Last week, I sat in a House judiciary committee hearing as DAs, politicians, and community activists bickered over HB 1271, a bill that would, among other things, require a judicial hearing in direct file cases. In short, DAs would have to present an argument about why a child needs to be tried—and sentenced—in an adult court in a hearing. The bill easily passed the committee (9-2).
Soon, the bill will make it to the House floor, and I’m concerned that much of the debate will focus on issues presented in Suthers’ opinion piece or the Post’s brief editorial. The latter suggests that since Colorado amended some aspects of direct file in 2010, it is too soon to revisit the topic. But why shouldn’t we look at our political and judicial programs annually, especially ones that may be (or are) flawed? Why wouldn’t we address whether our criminal system is working on a regular basis?
The Post also applauds DAs for using direct file on a more limited basis. On this, we can (slightly) agree. This is a commendable achievement, especially because “most direct filed kids never get a trial; many juveniles take plea bargains instead. Less than five percent of all direct file cases since 1999 have gone to a jury.” Is that justice, even if the numbers have gone down?
Some legislators will argue that juvenile crime has dropped since 1993 as a result of direct file. However, there is little to no evidence that the crime rate has sunk because of direct file. In fact, crime has fallen across the country—even in states without a direct file policy. The direct-filed youth I have interviewed rarely knew about Colorado’s direct file policy at the time of their crime (listen to Trevor Jones talk about being direct filed here), so how could the law be a deterrant?

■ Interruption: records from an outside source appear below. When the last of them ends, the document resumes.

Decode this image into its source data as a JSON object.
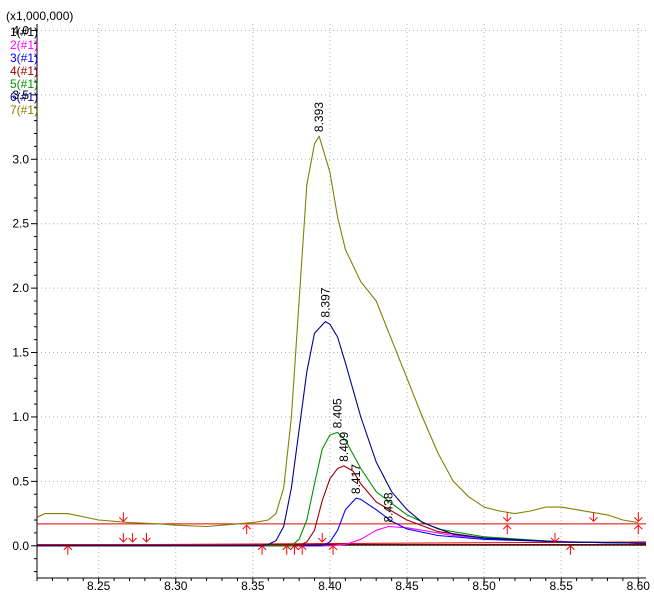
{
  "chart_data": {
    "type": "line",
    "multiplier_label": "(x1,000,000)",
    "xlim": [
      8.21,
      8.605
    ],
    "ylim": [
      -0.25,
      4.05
    ],
    "x_ticks": [
      {
        "value": 8.25,
        "label": "8.25"
      },
      {
        "value": 8.3,
        "label": "8.30"
      },
      {
        "value": 8.35,
        "label": "8.35"
      },
      {
        "value": 8.4,
        "label": "8.40"
      },
      {
        "value": 8.45,
        "label": "8.45"
      },
      {
        "value": 8.5,
        "label": "8.50"
      },
      {
        "value": 8.55,
        "label": "8.55"
      },
      {
        "value": 8.6,
        "label": "8.60"
      }
    ],
    "y_ticks": [
      {
        "value": 0.0,
        "label": "0.0"
      },
      {
        "value": 0.5,
        "label": "0.5"
      },
      {
        "value": 1.0,
        "label": "1.0"
      },
      {
        "value": 1.5,
        "label": "1.5"
      },
      {
        "value": 2.0,
        "label": "2.0"
      },
      {
        "value": 2.5,
        "label": "2.5"
      },
      {
        "value": 3.0,
        "label": "3.0"
      },
      {
        "value": 3.5,
        "label": "3.5"
      },
      {
        "value": 4.0,
        "label": "4.0"
      }
    ],
    "grid": true,
    "legend_position": "top-left",
    "series": [
      {
        "name": "1(#1)",
        "color": "#000000",
        "x": [
          8.21,
          8.3,
          8.4,
          8.5,
          8.605
        ],
        "y": [
          0.0,
          0.0,
          0.005,
          0.005,
          0.005
        ]
      },
      {
        "name": "2(#1)",
        "color": "#ff00ff",
        "x": [
          8.21,
          8.4,
          8.41,
          8.42,
          8.43,
          8.438,
          8.45,
          8.46,
          8.48,
          8.5,
          8.53,
          8.56,
          8.605
        ],
        "y": [
          0.0,
          0.0,
          0.01,
          0.05,
          0.12,
          0.15,
          0.14,
          0.12,
          0.08,
          0.06,
          0.04,
          0.03,
          0.02
        ]
      },
      {
        "name": "3(#1)",
        "color": "#0000ff",
        "x": [
          8.21,
          8.395,
          8.4,
          8.405,
          8.41,
          8.417,
          8.42,
          8.43,
          8.44,
          8.45,
          8.47,
          8.5,
          8.55,
          8.605
        ],
        "y": [
          0.0,
          0.0,
          0.03,
          0.12,
          0.28,
          0.37,
          0.36,
          0.28,
          0.19,
          0.13,
          0.08,
          0.05,
          0.03,
          0.02
        ]
      },
      {
        "name": "4(#1)",
        "color": "#a00000",
        "x": [
          8.21,
          8.38,
          8.385,
          8.39,
          8.395,
          8.4,
          8.405,
          8.409,
          8.415,
          8.42,
          8.43,
          8.45,
          8.47,
          8.5,
          8.55,
          8.605
        ],
        "y": [
          0.0,
          0.0,
          0.03,
          0.12,
          0.35,
          0.52,
          0.6,
          0.62,
          0.58,
          0.48,
          0.34,
          0.2,
          0.11,
          0.06,
          0.03,
          0.02
        ]
      },
      {
        "name": "5(#1)",
        "color": "#009000",
        "x": [
          8.21,
          8.375,
          8.38,
          8.385,
          8.39,
          8.395,
          8.4,
          8.405,
          8.41,
          8.42,
          8.43,
          8.45,
          8.47,
          8.5,
          8.55,
          8.605
        ],
        "y": [
          0.0,
          0.0,
          0.05,
          0.2,
          0.48,
          0.75,
          0.86,
          0.88,
          0.82,
          0.6,
          0.42,
          0.24,
          0.13,
          0.07,
          0.03,
          0.02
        ]
      },
      {
        "name": "6(#1)",
        "color": "#000090",
        "x": [
          8.21,
          8.355,
          8.36,
          8.365,
          8.37,
          8.375,
          8.38,
          8.385,
          8.39,
          8.397,
          8.4,
          8.405,
          8.41,
          8.42,
          8.43,
          8.44,
          8.45,
          8.46,
          8.48,
          8.5,
          8.55,
          8.605
        ],
        "y": [
          0.0,
          0.0,
          0.01,
          0.04,
          0.15,
          0.45,
          0.9,
          1.35,
          1.65,
          1.74,
          1.72,
          1.62,
          1.42,
          1.0,
          0.65,
          0.42,
          0.28,
          0.18,
          0.09,
          0.06,
          0.03,
          0.02
        ]
      },
      {
        "name": "7(#1)",
        "color": "#808000",
        "x": [
          8.21,
          8.215,
          8.23,
          8.25,
          8.27,
          8.29,
          8.3,
          8.32,
          8.34,
          8.35,
          8.36,
          8.365,
          8.37,
          8.375,
          8.38,
          8.385,
          8.39,
          8.393,
          8.4,
          8.405,
          8.41,
          8.42,
          8.43,
          8.44,
          8.45,
          8.46,
          8.47,
          8.48,
          8.49,
          8.5,
          8.51,
          8.52,
          8.53,
          8.54,
          8.55,
          8.56,
          8.57,
          8.58,
          8.59,
          8.6
        ],
        "y": [
          0.22,
          0.25,
          0.25,
          0.2,
          0.18,
          0.17,
          0.16,
          0.15,
          0.17,
          0.18,
          0.2,
          0.25,
          0.45,
          1.0,
          1.9,
          2.8,
          3.12,
          3.18,
          2.9,
          2.55,
          2.3,
          2.05,
          1.9,
          1.6,
          1.3,
          1.0,
          0.72,
          0.5,
          0.38,
          0.3,
          0.27,
          0.25,
          0.27,
          0.3,
          0.3,
          0.28,
          0.26,
          0.24,
          0.2,
          0.18
        ]
      }
    ],
    "peak_labels": [
      {
        "text": "8.393",
        "x": 8.393,
        "y": 3.18
      },
      {
        "text": "8.397",
        "x": 8.397,
        "y": 1.74
      },
      {
        "text": "8.405",
        "x": 8.405,
        "y": 0.88
      },
      {
        "text": "8.409",
        "x": 8.409,
        "y": 0.62
      },
      {
        "text": "8.417",
        "x": 8.417,
        "y": 0.37
      },
      {
        "text": "8.438",
        "x": 8.438,
        "y": 0.15
      }
    ],
    "integration_baselines": [
      {
        "x": [
          8.21,
          8.605
        ],
        "y": [
          0.17,
          0.17
        ]
      },
      {
        "x": [
          8.21,
          8.605
        ],
        "y": [
          0.01,
          0.01
        ]
      },
      {
        "x": [
          8.21,
          8.605
        ],
        "y": [
          0.005,
          0.03
        ]
      }
    ],
    "integration_markers": [
      {
        "x": 8.23,
        "y": 0.0,
        "dir": "up"
      },
      {
        "x": 8.266,
        "y": 0.19,
        "dir": "down"
      },
      {
        "x": 8.266,
        "y": 0.03,
        "dir": "down"
      },
      {
        "x": 8.272,
        "y": 0.03,
        "dir": "down"
      },
      {
        "x": 8.281,
        "y": 0.03,
        "dir": "down"
      },
      {
        "x": 8.346,
        "y": 0.16,
        "dir": "up"
      },
      {
        "x": 8.356,
        "y": 0.0,
        "dir": "up"
      },
      {
        "x": 8.372,
        "y": 0.0,
        "dir": "up"
      },
      {
        "x": 8.377,
        "y": 0.0,
        "dir": "up"
      },
      {
        "x": 8.382,
        "y": 0.0,
        "dir": "up"
      },
      {
        "x": 8.395,
        "y": 0.03,
        "dir": "down"
      },
      {
        "x": 8.402,
        "y": 0.0,
        "dir": "up"
      },
      {
        "x": 8.515,
        "y": 0.19,
        "dir": "down"
      },
      {
        "x": 8.515,
        "y": 0.16,
        "dir": "up"
      },
      {
        "x": 8.546,
        "y": 0.03,
        "dir": "down"
      },
      {
        "x": 8.556,
        "y": 0.0,
        "dir": "up"
      },
      {
        "x": 8.571,
        "y": 0.19,
        "dir": "down"
      },
      {
        "x": 8.6,
        "y": 0.16,
        "dir": "up"
      },
      {
        "x": 8.6,
        "y": 0.19,
        "dir": "down"
      }
    ],
    "baseline_color": "#e00000",
    "marker_color": "#ff0000"
  }
}
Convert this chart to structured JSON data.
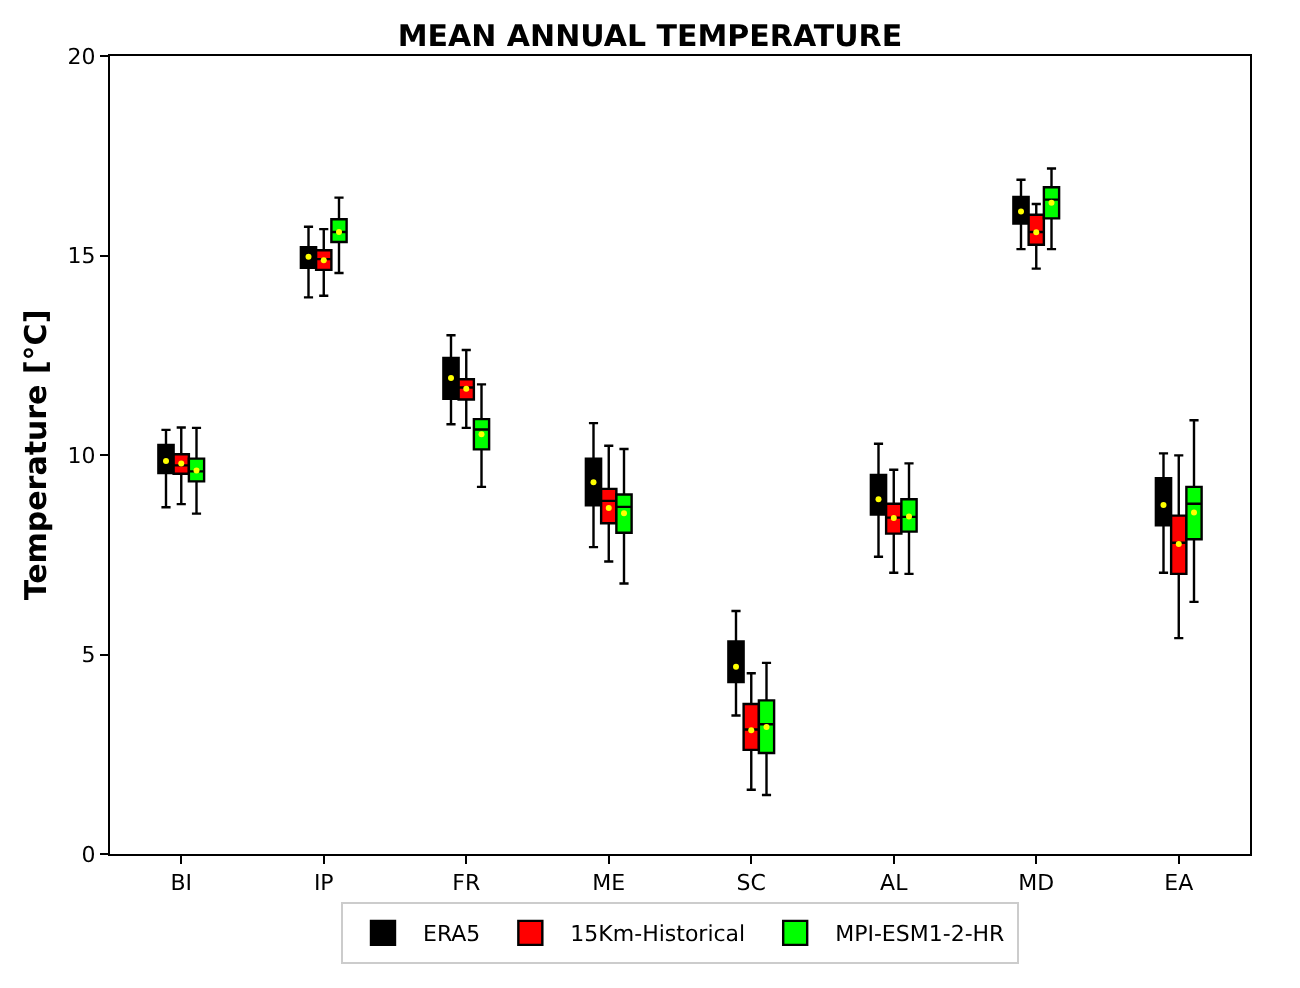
{
  "chart_data": {
    "type": "box",
    "title": "MEAN ANNUAL TEMPERATURE",
    "ylabel": "Temperature [°C]",
    "categories": [
      "BI",
      "IP",
      "FR",
      "ME",
      "SC",
      "AL",
      "MD",
      "EA"
    ],
    "series": [
      {
        "name": "ERA5",
        "color": "#000000",
        "boxes": [
          {
            "low": 8.69,
            "q1": 9.55,
            "median": 9.8,
            "q3": 10.25,
            "high": 10.63,
            "mean": 9.85
          },
          {
            "low": 13.95,
            "q1": 14.69,
            "median": 14.96,
            "q3": 15.21,
            "high": 15.72,
            "mean": 14.97
          },
          {
            "low": 10.77,
            "q1": 11.41,
            "median": 12.03,
            "q3": 12.43,
            "high": 13.0,
            "mean": 11.93
          },
          {
            "low": 7.69,
            "q1": 8.74,
            "median": 9.43,
            "q3": 9.91,
            "high": 10.8,
            "mean": 9.32
          },
          {
            "low": 3.47,
            "q1": 4.31,
            "median": 4.87,
            "q3": 5.33,
            "high": 6.09,
            "mean": 4.69
          },
          {
            "low": 7.45,
            "q1": 8.51,
            "median": 8.88,
            "q3": 9.5,
            "high": 10.28,
            "mean": 8.89
          },
          {
            "low": 15.16,
            "q1": 15.8,
            "median": 16.07,
            "q3": 16.47,
            "high": 16.9,
            "mean": 16.1
          },
          {
            "low": 7.05,
            "q1": 8.24,
            "median": 8.78,
            "q3": 9.42,
            "high": 10.04,
            "mean": 8.75
          }
        ]
      },
      {
        "name": "15Km-Historical",
        "color": "#ff0000",
        "boxes": [
          {
            "low": 8.77,
            "q1": 9.53,
            "median": 9.74,
            "q3": 10.02,
            "high": 10.69,
            "mean": 9.79
          },
          {
            "low": 13.99,
            "q1": 14.64,
            "median": 14.91,
            "q3": 15.13,
            "high": 15.66,
            "mean": 14.88
          },
          {
            "low": 10.68,
            "q1": 11.39,
            "median": 11.69,
            "q3": 11.9,
            "high": 12.63,
            "mean": 11.66
          },
          {
            "low": 7.33,
            "q1": 8.29,
            "median": 8.85,
            "q3": 9.15,
            "high": 10.23,
            "mean": 8.67
          },
          {
            "low": 1.61,
            "q1": 2.61,
            "median": 3.12,
            "q3": 3.76,
            "high": 4.53,
            "mean": 3.1
          },
          {
            "low": 7.05,
            "q1": 8.03,
            "median": 8.43,
            "q3": 8.78,
            "high": 9.63,
            "mean": 8.42
          },
          {
            "low": 14.67,
            "q1": 15.27,
            "median": 15.59,
            "q3": 16.02,
            "high": 16.29,
            "mean": 15.58
          },
          {
            "low": 5.41,
            "q1": 7.02,
            "median": 7.8,
            "q3": 8.48,
            "high": 9.99,
            "mean": 7.77
          }
        ]
      },
      {
        "name": "MPI-ESM1-2-HR",
        "color": "#00ff00",
        "boxes": [
          {
            "low": 8.53,
            "q1": 9.34,
            "median": 9.59,
            "q3": 9.91,
            "high": 10.68,
            "mean": 9.61
          },
          {
            "low": 14.56,
            "q1": 15.34,
            "median": 15.59,
            "q3": 15.91,
            "high": 16.45,
            "mean": 15.59
          },
          {
            "low": 9.2,
            "q1": 10.14,
            "median": 10.64,
            "q3": 10.9,
            "high": 11.77,
            "mean": 10.52
          },
          {
            "low": 6.78,
            "q1": 8.05,
            "median": 8.7,
            "q3": 9.01,
            "high": 10.15,
            "mean": 8.54
          },
          {
            "low": 1.48,
            "q1": 2.53,
            "median": 3.25,
            "q3": 3.85,
            "high": 4.79,
            "mean": 3.18
          },
          {
            "low": 7.02,
            "q1": 8.08,
            "median": 8.45,
            "q3": 8.89,
            "high": 9.79,
            "mean": 8.46
          },
          {
            "low": 15.16,
            "q1": 15.93,
            "median": 16.4,
            "q3": 16.71,
            "high": 17.18,
            "mean": 16.32
          },
          {
            "low": 6.32,
            "q1": 7.89,
            "median": 8.78,
            "q3": 9.2,
            "high": 10.87,
            "mean": 8.56
          }
        ]
      }
    ],
    "ylim": [
      0,
      20
    ],
    "yticks": [
      0,
      5,
      10,
      15,
      20
    ],
    "legend": "bottom"
  }
}
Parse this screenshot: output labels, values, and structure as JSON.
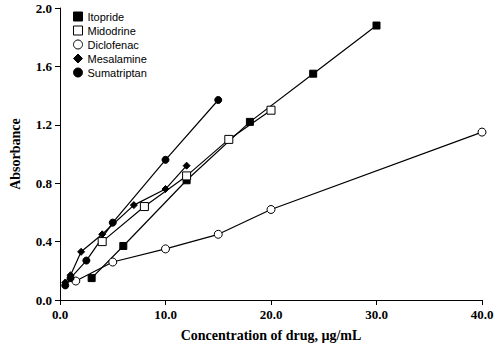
{
  "chart_data": {
    "type": "line",
    "x_label": "Concentration of drug, µg/mL",
    "y_label": "Absorbance",
    "xlim": [
      0,
      40
    ],
    "xticks": [
      {
        "value": 0,
        "label": "0.0"
      },
      {
        "value": 10,
        "label": "10.0"
      },
      {
        "value": 20,
        "label": "20.0"
      },
      {
        "value": 30,
        "label": "30.0"
      },
      {
        "value": 40,
        "label": "40.0"
      }
    ],
    "ylim": [
      0,
      2
    ],
    "yticks": [
      {
        "value": 0,
        "label": "0.0"
      },
      0.4,
      0.8,
      1.2,
      1.6,
      {
        "value": 2,
        "label": "2.0"
      }
    ],
    "grid": false,
    "legend": "upper left",
    "series": [
      {
        "name": "Itopride",
        "color": "#000000",
        "marker": "square",
        "line_style": "solid",
        "x": [
          3,
          6,
          12,
          18,
          24,
          30
        ],
        "values": [
          0.15,
          0.37,
          0.82,
          1.22,
          1.55,
          1.88
        ]
      },
      {
        "name": "Midodrine",
        "color": "#000000",
        "marker": "square_open",
        "line_style": "solid",
        "x": [
          4,
          8,
          12,
          16,
          20
        ],
        "values": [
          0.4,
          0.64,
          0.85,
          1.1,
          1.3
        ]
      },
      {
        "name": "Diclofenac",
        "color": "#000000",
        "marker": "circle_open",
        "line_style": "solid",
        "x": [
          1.5,
          5,
          10,
          15,
          20,
          40
        ],
        "values": [
          0.13,
          0.26,
          0.35,
          0.45,
          0.62,
          1.15
        ]
      },
      {
        "name": "Mesalamine",
        "color": "#000000",
        "marker": "diamond",
        "line_style": "solid",
        "x": [
          0.5,
          1,
          2,
          4,
          7,
          10,
          12
        ],
        "values": [
          0.12,
          0.17,
          0.33,
          0.45,
          0.65,
          0.76,
          0.92
        ]
      },
      {
        "name": "Sumatriptan",
        "color": "#000000",
        "marker": "circle",
        "line_style": "solid",
        "x": [
          0.5,
          1,
          2.5,
          5,
          10,
          15
        ],
        "values": [
          0.1,
          0.15,
          0.27,
          0.53,
          0.96,
          1.37
        ]
      }
    ]
  }
}
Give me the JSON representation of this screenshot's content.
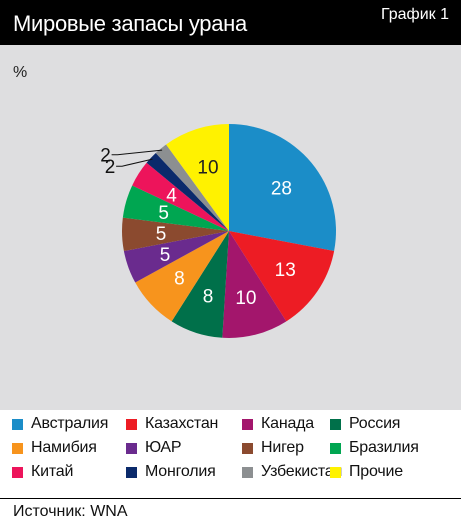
{
  "header": {
    "title": "Мировые запасы урана",
    "badge": "График 1"
  },
  "unit": "%",
  "chart_data": {
    "type": "pie",
    "categories": [
      "Австралия",
      "Казахстан",
      "Канада",
      "Россия",
      "Намибия",
      "ЮАР",
      "Нигер",
      "Бразилия",
      "Китай",
      "Монголия",
      "Узбекистан",
      "Прочие"
    ],
    "values": [
      28,
      13,
      10,
      8,
      8,
      5,
      5,
      5,
      4,
      2,
      2,
      10
    ],
    "colors": [
      "#1b8dc8",
      "#ed1c24",
      "#a3166c",
      "#00704a",
      "#f7941d",
      "#6a2b8e",
      "#8b4a2f",
      "#00a651",
      "#ed145b",
      "#0b2a6b",
      "#8c8f91",
      "#fff200"
    ],
    "label_colors": [
      "#ffffff",
      "#ffffff",
      "#ffffff",
      "#ffffff",
      "#ffffff",
      "#ffffff",
      "#ffffff",
      "#ffffff",
      "#ffffff",
      "#222222",
      "#222222",
      "#222222"
    ],
    "legend_placement": "bottom"
  },
  "source": "Источник: WNA"
}
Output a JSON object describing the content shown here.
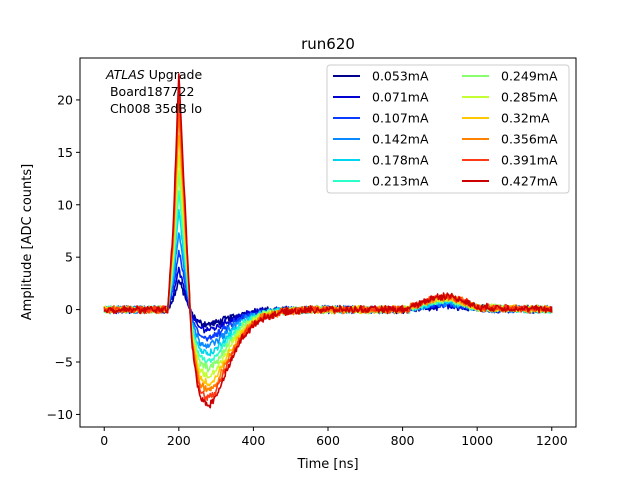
{
  "chart_data": {
    "type": "line",
    "title": "run620",
    "xlabel": "Time [ns]",
    "ylabel": "Amplitude [ADC counts]",
    "xlim": [
      -65,
      1265
    ],
    "ylim": [
      -11.2,
      24
    ],
    "xticks": [
      0,
      200,
      400,
      600,
      800,
      1000,
      1200
    ],
    "yticks": [
      -10,
      -5,
      0,
      5,
      10,
      15,
      20
    ],
    "xtick_labels": [
      "0",
      "200",
      "400",
      "600",
      "800",
      "1000",
      "1200"
    ],
    "ytick_labels": [
      "−10",
      "−5",
      "0",
      "5",
      "10",
      "15",
      "20"
    ],
    "annotation": {
      "line1_italic": "ATLAS",
      "line1_rest": " Upgrade",
      "line2": " Board187722",
      "line3": " Ch008 35dB lo"
    },
    "legend_position": "upper right",
    "legend_columns": 2,
    "grid": false,
    "pulse_shape": {
      "t": [
        0,
        150,
        170,
        185,
        200,
        215,
        235,
        255,
        280,
        300,
        330,
        370,
        420,
        480,
        560,
        700,
        840,
        880,
        920,
        960,
        1000,
        1200
      ],
      "value": [
        0,
        0,
        0.0,
        0.35,
        1.0,
        0.5,
        -0.15,
        -0.38,
        -0.42,
        -0.38,
        -0.26,
        -0.12,
        -0.04,
        -0.01,
        0.0,
        0.0,
        0.02,
        0.05,
        0.06,
        0.04,
        0.01,
        0.0
      ]
    },
    "series": [
      {
        "name": "0.053mA",
        "color": "#00008f",
        "peak": 2.8,
        "undershoot": -1.4,
        "bump": 0.35
      },
      {
        "name": "0.071mA",
        "color": "#0000d0",
        "peak": 3.8,
        "undershoot": -1.9,
        "bump": 0.45
      },
      {
        "name": "0.107mA",
        "color": "#0a3cff",
        "peak": 5.6,
        "undershoot": -2.7,
        "bump": 0.55
      },
      {
        "name": "0.142mA",
        "color": "#0a88ff",
        "peak": 7.6,
        "undershoot": -3.4,
        "bump": 0.65
      },
      {
        "name": "0.178mA",
        "color": "#00d6f0",
        "peak": 9.5,
        "undershoot": -4.2,
        "bump": 0.75
      },
      {
        "name": "0.213mA",
        "color": "#2dffc8",
        "peak": 11.3,
        "undershoot": -4.9,
        "bump": 0.85
      },
      {
        "name": "0.249mA",
        "color": "#88ff6e",
        "peak": 13.1,
        "undershoot": -5.6,
        "bump": 0.95
      },
      {
        "name": "0.285mA",
        "color": "#c4ff32",
        "peak": 15.0,
        "undershoot": -6.4,
        "bump": 1.05
      },
      {
        "name": "0.32mA",
        "color": "#ffc800",
        "peak": 16.8,
        "undershoot": -7.1,
        "bump": 1.1
      },
      {
        "name": "0.356mA",
        "color": "#ff8200",
        "peak": 18.7,
        "undershoot": -7.8,
        "bump": 1.2
      },
      {
        "name": "0.391mA",
        "color": "#ff3a14",
        "peak": 20.6,
        "undershoot": -8.5,
        "bump": 1.3
      },
      {
        "name": "0.427mA",
        "color": "#cc0000",
        "peak": 22.4,
        "undershoot": -9.2,
        "bump": 1.35
      }
    ]
  }
}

Law enforcement officials are likely to tell stories about the worst-of-the-worst cases. It’s difficult to listen to these stories, knowing that the victim’s families are our neighbors and friends. These are horrible, keep-you-up-at-night crimes committed by children who act like adults. These crimes leave us with a difficult question: What do we do with these kids?
There is a simple answer. HB-1271 still allows extreme cases to move to adult court. It simply asks that an elected DA present their reasons for direct filing on a child in a judicial hearing—in front of a judge. Why wouldn’t a DA want a second opinion? Why don’t we trust judges? Why are DAs so against transparency? HB-1271 is a tough-on-crime solution, but it does not sacrifice the rights of the accused.
Democracy isn’t pretty. It can be laborious, and checks and balances are time-consuming. That’s the very idea this country—the Constitution—is based on. It may take time, but isn’t it more important to get things, like juvenile justice, right?